Unlike a plethora of former Barnsley favourites, including Jacob Brown, Liam Lindsay, Adam Davies and Kieffer Moore – plus several others before them who sought fame and fortune away from Oakwell – Cauley Woodrow has proved a bit of an exception to the rule.
Woodrow has stayed in South Yorkshire as he approaches his peak years in the game. He is 27 in December.
As someone who always speaks with good sense and authority, an old head on relatively young shoulders you might suggest, it is looking to be another sound decision.
The Barnsley striker is about to set sail on a Championship play-off mission with the Reds being three games away from docking in at the biggest domestic football league in the world, which he briefly got a taste of when he was a young player at Fulham.
Players at clubs who courted him not so long back with Premier League designs, including Cardiff City and Nottingham Forest most notably, will wistfully watch on.
The hallowed turf of Wembley potentially awaits for the Reds’ top-scorer and his team-mates.
Back in 2017-18, Woodrow was on the Cottagers’ books when they got to the Championship play-off final and beat Aston Villa.
He made a couple of early appearances before joining Bristol City on loan and was holidaying on the Persian Gulf coast when Fulham secured promotion.
Now he could potentially be front and centre of a special story at the home of football.
Woodrow told The Yorkshire Post: “I was in Dubai on a beach somewhere I think (when Fulham were promoted).
“That year they went up, I think I played a couple of games and then went out on loan. You are not fully a part of it.
“But to see what they had done – I had obviously played with all the players – it was an amazing achievement and it is definitely what we want to achieve here as a team (at Barnsley).”
It was back on October 16 that Woodrow signed a new deal with Barnsley following another bout of speculation regarding his future – earlier that month, Cardiff had seen a bid knocked back.
With the ink barely dry on that improved contract, Valerien Ismael breezed through the doors at Oakwell – exactly seven days after Woodrow had signed to be precise – and life has never quite been the same since.
Comfortable with the decision he took to commit his future to Barnsley, he is contracted until June, 2023, Woodrow added: “In this league, there are bigger clubs with bigger salaries.
“But what we have got going on here is a great thing and we have lots of young players who are fighting to prove something and it is an amazing place to be at.
“We have got a great group of lads. It is an easy thing to say, but we do. When you are in a team with younger players, you all want to learn.
“Whereas if you go somewhere else with older players who have been there and done it, it is a different matter and sometimes, it does not work out as well.
“All of us are enjoying working together, working hard for each other and under the manager.”
Barnsley have achieved several records this season, but it will not stop them from being handed the underdog tag as they prepare for their semi-final with Swansea City – which will, Reds fans hope, be the precursor to an appearance in a Wembley final on May 29.
The Reds will embrace that moniker, while being fortified by the knowledge that they finished in the top six on merit and have shown conclusive evidence that they can beat the best that this level has to offer.
Woodrow said: “Over the course of a season, you cannot end up where you are now through luck.
“It does not happen, it is impossible.

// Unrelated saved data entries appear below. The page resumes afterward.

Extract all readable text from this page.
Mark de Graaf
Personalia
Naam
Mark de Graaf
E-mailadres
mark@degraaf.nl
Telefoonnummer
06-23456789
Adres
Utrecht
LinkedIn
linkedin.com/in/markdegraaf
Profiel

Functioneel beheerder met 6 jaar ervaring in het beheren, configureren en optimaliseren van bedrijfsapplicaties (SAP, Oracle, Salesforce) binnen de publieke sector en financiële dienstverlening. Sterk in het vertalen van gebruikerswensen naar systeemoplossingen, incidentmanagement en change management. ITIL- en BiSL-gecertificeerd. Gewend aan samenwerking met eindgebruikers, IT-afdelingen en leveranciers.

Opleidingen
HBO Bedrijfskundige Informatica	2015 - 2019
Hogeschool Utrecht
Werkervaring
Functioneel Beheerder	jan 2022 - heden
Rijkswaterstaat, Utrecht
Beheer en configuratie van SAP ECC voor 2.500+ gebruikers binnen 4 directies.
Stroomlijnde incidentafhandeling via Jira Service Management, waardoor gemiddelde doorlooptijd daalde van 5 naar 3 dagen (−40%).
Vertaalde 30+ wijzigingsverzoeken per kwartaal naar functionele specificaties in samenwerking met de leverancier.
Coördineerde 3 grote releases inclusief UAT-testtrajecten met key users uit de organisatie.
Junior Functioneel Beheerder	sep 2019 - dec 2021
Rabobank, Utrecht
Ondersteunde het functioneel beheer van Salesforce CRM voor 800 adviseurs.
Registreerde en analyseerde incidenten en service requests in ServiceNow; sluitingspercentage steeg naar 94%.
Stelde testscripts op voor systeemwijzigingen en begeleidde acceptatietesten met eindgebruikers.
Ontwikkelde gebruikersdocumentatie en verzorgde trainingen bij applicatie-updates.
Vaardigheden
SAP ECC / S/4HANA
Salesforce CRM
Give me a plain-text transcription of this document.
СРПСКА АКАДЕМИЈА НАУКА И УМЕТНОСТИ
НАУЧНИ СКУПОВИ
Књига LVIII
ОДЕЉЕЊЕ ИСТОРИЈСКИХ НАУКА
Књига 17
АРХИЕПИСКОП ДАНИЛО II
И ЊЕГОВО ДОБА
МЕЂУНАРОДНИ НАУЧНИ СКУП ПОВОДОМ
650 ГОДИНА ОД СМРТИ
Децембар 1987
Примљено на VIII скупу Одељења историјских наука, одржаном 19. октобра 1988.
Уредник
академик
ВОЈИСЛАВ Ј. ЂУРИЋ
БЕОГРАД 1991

We are a good team. People say a lot of things about us, but we are good at what we do and we will stick by that.
“We have more points than Bournemouth and they have got Premier League players so that is not luck.
“We are good at what we do. We have worked hard over the course of the season and have done unbelievably well.”
A cool finisher and a nerveless penalty-taker, Woodrow’s polished skills may just come in handy in the two games ahead for Barnsley – possibly three.
The semi pits the Reds with a Swansea side who did the double over them in the regular season.
It is the club’s second meeting in the end-of-season lottery, with the first famously seeing Barnsley win the League One play-off final on penalties in 2006 at the expense of the Swans, in Cardiff of all places.
Play-offs are often tense and tight, as that game in the Principality definitely was.
Woodrow – someone who has packed plenty into his career already – is relishing the high-pressure stakes.
It is what you play football for, after all.
He continued: “I have had a lot of experiences. When I went to Burton, we were completely written off and everyone said we were going down and I managed to go there and we stayed up. Last season, that also happened here.
“This season, we are fighting for promotion, as we were in League One. All those experiences over the years have definitely helped me and us as a group.
“We are used to playing under pressure and needing to perform and it has definitely helped us as a group and got us to where we are now.”